Presenter
Roohi Sanam - Centre for Modern Indian Studies, University of Göttingen, Göttingen, GermanyPanel
74 – South Asian transnational religious networks and political mobilizationsAbstract
Over the last two hundred years, the erstwhile Hyderabad state’s Hindu and Muslim elites forged a syncretic culture termed as Hyderabadi Tehzeeb. The antecedents of this culture of communal co-existence amidst religious differences lay in its ‘secular’ Muslim past. While conflicts in the princely state’s 400 years of existence gradually devolved along the lines of caste (between Brahmins and non-Brahmins), language (between Telugus and Marathis) and the mulki and ghair mulki (native – non-native) division, religious fault lines can only be traced to the churnings of the early twentieth century in the sub-continent, posing a challenge to the syncretic ethos espoused by the princely state and its elites.
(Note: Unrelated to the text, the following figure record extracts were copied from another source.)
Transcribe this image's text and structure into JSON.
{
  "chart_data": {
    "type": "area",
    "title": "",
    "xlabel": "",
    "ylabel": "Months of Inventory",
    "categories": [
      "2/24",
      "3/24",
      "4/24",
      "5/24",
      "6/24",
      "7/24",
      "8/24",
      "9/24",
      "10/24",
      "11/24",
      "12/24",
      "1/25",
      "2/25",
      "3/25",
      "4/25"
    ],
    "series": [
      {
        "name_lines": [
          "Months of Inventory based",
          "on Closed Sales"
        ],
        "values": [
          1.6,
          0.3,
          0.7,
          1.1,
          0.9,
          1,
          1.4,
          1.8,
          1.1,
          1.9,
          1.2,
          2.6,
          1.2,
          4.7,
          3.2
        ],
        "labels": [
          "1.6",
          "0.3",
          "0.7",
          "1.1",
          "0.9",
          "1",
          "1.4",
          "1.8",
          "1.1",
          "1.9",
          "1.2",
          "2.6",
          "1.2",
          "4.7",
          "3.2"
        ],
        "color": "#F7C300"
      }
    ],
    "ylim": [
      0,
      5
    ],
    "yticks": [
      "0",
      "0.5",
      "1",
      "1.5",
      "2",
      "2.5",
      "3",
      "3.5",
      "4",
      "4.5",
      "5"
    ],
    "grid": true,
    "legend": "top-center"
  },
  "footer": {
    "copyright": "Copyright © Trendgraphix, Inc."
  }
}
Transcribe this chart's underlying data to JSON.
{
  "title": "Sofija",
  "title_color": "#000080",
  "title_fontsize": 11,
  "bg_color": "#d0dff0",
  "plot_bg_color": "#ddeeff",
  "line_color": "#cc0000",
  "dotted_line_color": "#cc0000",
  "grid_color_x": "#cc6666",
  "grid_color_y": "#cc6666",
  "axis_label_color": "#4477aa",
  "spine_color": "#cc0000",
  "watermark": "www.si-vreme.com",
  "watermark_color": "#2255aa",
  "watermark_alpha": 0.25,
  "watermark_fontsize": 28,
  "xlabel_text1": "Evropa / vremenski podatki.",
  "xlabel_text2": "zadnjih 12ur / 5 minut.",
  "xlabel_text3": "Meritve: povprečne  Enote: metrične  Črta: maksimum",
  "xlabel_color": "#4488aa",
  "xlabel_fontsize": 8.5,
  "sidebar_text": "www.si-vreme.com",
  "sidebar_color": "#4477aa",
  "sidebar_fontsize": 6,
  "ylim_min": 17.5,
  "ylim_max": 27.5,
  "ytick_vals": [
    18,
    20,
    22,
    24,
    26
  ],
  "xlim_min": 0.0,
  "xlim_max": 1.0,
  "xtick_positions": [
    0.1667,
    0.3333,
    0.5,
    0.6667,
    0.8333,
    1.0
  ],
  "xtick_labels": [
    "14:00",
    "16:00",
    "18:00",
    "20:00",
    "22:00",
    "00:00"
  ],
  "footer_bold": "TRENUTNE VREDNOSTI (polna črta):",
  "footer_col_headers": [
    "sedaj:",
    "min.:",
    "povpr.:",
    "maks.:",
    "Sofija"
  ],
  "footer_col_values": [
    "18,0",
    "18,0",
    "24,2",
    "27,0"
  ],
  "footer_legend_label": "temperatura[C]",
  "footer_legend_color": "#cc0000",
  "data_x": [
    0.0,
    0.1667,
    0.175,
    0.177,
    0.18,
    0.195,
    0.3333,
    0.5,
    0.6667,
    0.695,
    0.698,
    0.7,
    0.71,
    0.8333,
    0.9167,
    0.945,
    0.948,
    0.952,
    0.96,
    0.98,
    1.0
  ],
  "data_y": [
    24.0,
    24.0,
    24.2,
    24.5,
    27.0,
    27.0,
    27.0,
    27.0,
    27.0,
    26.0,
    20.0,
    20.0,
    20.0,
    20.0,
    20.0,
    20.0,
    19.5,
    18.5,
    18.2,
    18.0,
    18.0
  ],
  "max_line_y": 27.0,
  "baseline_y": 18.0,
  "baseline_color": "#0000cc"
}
Although the term Hyderabadi Tehzeeb has some cultural currency till date, it has been marred by recurrent religious violence. When COVID struck during the first wave, the city administration struggled with the scale of welfare needs and law and order maintenance that a centrally imposed yet unplanned lockdown presented to them, magnified by the city’s haphazard growth and labyrinthine interiors. Moreover, the floods that year and the deadly second wave of the pandemic in 2021 made the provisions of government aid and welfare insufficient and inaccessible. Yet as these calamities unfolded in quick succession, many groups sprang into action to provide relief and welfare to the poor and the needy, often seeking support from the city’s globally dispersed diaspora. The city administration, realizing its limits either cautiously watched or tried to coopt community led welfare efforts under the government welfare umbrella. This paper will focus on transnational Muslim groups and organizations that responded to people’s distress calls, ‘irrespective of their religion’ as their ‘duty’ in line with the ethos of Hyderabadi tehzeeb. The protracted crisis provided an opportunity for these minority led groups to reimagine Hyderabadi Tehzeeb as not just a syncretic code of the elite but an everyday culture of the ordinary law-abiding Muslim citizens, either in opposition to or in intense negotiations with the state.